このうち黄色の地に暗褐色放射状の斑紋が美しい甲羅をもつのが、ウミガメ科の一種、タイマイである。タイマイは太平洋、大西洋、インド洋などの、珊瑚礁の発達した南洋の浅海で暮らしている。外洋を回遊するのはまれとされ、もっぱら沿岸にいるようだ。背中の甲板(甲らを形作っているひとつひとつのパーツ)が重なり合っているのも、このタイマイの特徴だ。この美しい甲羅を細工したのが、「鼈甲細工(べっこうざいく)」と呼ばれるものである。とても加工しやすく、美しいことから、昔から工芸品として利用されてきた。

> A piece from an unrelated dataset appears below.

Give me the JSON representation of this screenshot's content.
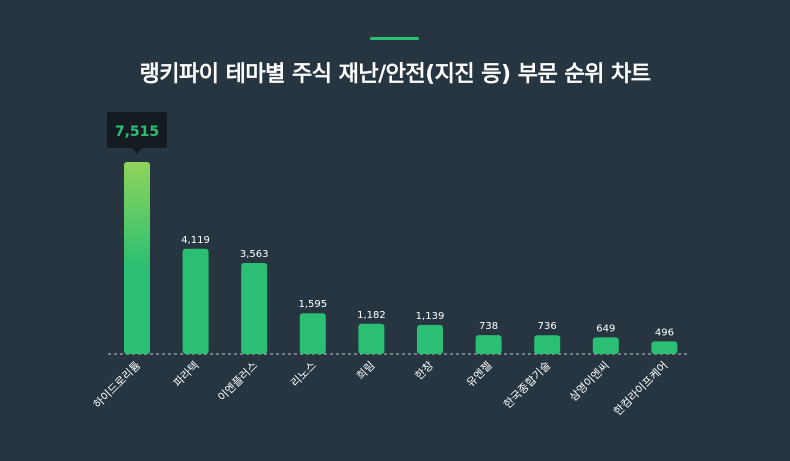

タイマイを含むウミガメの仲間は、その生息環境である海洋の汚染そのものや、海岸の開発などによる産卵場所の減少、卵や肉を目的とした捕獲、また魚を目的とした漁業での混獲などにより、その個対数が減少してしまった。特にタイマイは、先にふれたように鼈甲の材料として利用されたため、商取り引きが盛んだった。結果としてこれらの仲間の中でも、絶滅のおそれが高い種類になってしまっている。今日では絶滅危惧種として、徹底した保護がなされており、CITESによりその国際商取引は禁止されている。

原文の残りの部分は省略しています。